Although the currency faced renewed pressure in the final trading week of February, it maintained an overall firmer position compared to January, reflecting gradual stability in the foreign exchange market.

The naira opened the last week of February at N1,353.5/$ on Monday but depreciated steadily across subsequent sessions, closing at N1,368.5/$ by Friday. The consistent weakening during the week highlighted short-term volatility, even as month-on-month data pointed to broader improvement.

Comparatively, the currency had opened January at N1,431/$ and closed that month at N1,391/$. February’s stronger opening at N1,384.5/$ and closing at N1,368.5/$ signals a continuation of gradual recovery.

A major driver of the naira’s relative resilience has been the steady buildup of Nigeria’s external reserves. Gross reserves climbed to approximately $50 billion by the end of February, up from $46.59 billion at the beginning of the month.

CBN Governor, Olayemi Cardoso, confirmed that reserves reached $50.45 billion as of February 16, 2026 — the highest level recorded in 13 years.

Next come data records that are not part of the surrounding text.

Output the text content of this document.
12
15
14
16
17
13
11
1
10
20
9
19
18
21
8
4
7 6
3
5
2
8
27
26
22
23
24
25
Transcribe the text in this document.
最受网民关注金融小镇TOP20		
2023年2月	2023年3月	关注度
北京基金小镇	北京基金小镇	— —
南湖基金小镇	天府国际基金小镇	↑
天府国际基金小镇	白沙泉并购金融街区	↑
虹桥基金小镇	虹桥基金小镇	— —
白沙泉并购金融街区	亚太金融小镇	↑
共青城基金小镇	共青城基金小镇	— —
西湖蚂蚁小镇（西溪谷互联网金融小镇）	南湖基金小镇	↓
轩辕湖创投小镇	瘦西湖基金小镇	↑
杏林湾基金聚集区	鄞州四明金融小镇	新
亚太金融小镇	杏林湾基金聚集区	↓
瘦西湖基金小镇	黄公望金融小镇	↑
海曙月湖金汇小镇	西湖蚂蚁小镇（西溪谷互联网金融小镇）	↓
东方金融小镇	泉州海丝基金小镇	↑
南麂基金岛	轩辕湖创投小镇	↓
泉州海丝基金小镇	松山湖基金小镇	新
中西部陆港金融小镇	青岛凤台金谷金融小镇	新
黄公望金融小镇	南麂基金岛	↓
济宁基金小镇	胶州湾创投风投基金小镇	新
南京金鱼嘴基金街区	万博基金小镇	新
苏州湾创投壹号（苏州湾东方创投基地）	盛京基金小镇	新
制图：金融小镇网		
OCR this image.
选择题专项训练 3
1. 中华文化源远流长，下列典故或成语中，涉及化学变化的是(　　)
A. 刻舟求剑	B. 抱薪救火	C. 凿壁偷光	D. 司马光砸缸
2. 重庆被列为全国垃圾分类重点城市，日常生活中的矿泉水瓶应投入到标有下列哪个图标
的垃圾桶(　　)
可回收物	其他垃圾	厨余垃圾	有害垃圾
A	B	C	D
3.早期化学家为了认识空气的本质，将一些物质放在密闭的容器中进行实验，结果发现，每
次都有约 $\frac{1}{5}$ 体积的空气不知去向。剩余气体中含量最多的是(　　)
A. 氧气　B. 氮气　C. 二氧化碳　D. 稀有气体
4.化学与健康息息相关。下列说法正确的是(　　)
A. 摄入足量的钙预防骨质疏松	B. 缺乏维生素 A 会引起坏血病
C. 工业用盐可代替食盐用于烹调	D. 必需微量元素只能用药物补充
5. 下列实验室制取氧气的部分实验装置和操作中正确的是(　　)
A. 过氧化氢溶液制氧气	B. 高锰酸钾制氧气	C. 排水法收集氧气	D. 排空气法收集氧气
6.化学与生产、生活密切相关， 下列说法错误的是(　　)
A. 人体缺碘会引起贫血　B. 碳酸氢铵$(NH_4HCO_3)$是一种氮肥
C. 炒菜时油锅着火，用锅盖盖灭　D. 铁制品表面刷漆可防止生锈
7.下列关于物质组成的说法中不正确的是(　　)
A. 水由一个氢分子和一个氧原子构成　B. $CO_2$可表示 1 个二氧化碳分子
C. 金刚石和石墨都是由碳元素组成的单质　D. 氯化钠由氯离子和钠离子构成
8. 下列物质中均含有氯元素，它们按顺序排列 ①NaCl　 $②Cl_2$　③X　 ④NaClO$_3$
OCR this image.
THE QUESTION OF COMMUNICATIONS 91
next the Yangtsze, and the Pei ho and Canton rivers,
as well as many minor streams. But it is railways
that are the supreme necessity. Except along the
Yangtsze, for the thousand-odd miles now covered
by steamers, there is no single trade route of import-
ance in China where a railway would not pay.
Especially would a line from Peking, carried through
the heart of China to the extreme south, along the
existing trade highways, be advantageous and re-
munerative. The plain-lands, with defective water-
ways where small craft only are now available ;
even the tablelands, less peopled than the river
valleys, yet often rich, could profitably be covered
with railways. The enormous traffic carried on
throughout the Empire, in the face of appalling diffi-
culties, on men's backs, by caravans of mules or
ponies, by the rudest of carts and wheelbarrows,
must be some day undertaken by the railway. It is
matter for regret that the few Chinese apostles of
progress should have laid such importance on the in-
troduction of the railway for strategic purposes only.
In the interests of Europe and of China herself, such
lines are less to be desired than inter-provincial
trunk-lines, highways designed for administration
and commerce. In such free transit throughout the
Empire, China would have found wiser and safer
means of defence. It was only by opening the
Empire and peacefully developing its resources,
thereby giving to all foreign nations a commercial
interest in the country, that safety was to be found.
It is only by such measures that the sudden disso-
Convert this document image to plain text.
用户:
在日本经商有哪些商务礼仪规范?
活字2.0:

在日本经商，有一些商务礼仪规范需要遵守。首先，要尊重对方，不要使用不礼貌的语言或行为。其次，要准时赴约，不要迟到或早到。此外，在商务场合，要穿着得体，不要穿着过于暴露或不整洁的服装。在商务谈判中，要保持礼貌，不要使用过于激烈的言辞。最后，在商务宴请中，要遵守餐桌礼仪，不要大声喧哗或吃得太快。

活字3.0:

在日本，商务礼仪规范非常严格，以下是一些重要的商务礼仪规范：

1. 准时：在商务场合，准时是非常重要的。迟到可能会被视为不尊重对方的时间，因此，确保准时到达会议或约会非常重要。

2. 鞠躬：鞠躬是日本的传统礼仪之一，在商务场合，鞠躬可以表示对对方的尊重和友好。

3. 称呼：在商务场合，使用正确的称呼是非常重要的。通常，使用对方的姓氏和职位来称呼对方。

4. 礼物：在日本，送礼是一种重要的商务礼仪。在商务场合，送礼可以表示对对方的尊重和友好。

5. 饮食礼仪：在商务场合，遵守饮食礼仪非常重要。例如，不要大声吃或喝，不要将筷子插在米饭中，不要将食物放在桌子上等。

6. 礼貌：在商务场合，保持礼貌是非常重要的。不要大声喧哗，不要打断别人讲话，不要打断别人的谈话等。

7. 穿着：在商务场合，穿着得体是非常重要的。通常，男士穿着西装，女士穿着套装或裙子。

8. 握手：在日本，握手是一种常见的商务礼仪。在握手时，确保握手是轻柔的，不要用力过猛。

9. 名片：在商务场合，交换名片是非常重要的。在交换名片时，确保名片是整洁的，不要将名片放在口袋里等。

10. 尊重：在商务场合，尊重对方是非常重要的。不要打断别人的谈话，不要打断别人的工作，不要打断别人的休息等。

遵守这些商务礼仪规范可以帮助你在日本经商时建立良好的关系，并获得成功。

The rebuilding phase began in late December 2025 when reserves rose from about $44.8 billion to $45 billion, then considered a six-year high. By January, reserves crossed $46 billion for the first time in eight years and exceeded $47 billion by February 11.

Reports indicate that within the first 22 days of January alone, reserves increased by approximately $509 million, underscoring sustained inflows and improved foreign exchange liquidity conditions.

READ ALSO: FX reserves, oil gains support Naira stability amid middle east uncertainty

Economic analysts say the naira’s February performance reflects improving fundamentals but caution that external risks could still influence short-term movements.

Financial analyst Dr. Bismarck Oladipo noted that reserve growth has significantly improved the CBN’s ability to manage liquidity and defend the currency when necessary.

“The buildup in reserves to over $50 billion gives the apex bank credible intervention capacity. It enhances investor confidence and signals macroeconomic discipline,” he said.

However, he warned that weekly volatility indicates that speculative pressures and external shocks remain relevant.

Investment strategist Aisha Bello added that the decision to cut the MPR while maintaining other tightening measures suggests a calibrated policy shift.

“The rate cut indicates confidence that inflation is on a sustained downward path. But the CBN has maintained tight liquidity controls to prevent excess pressure on the exchange rate,” she explained.

Bello added that sustained foreign portfolio inflows and oil revenue performance will be critical in maintaining exchange rate stability.

While analysts agree that the overall trend is positive, they emphasize that global financial conditions, oil price movements, and geopolitical developments could still shape the naira’s trajectory in the coming months.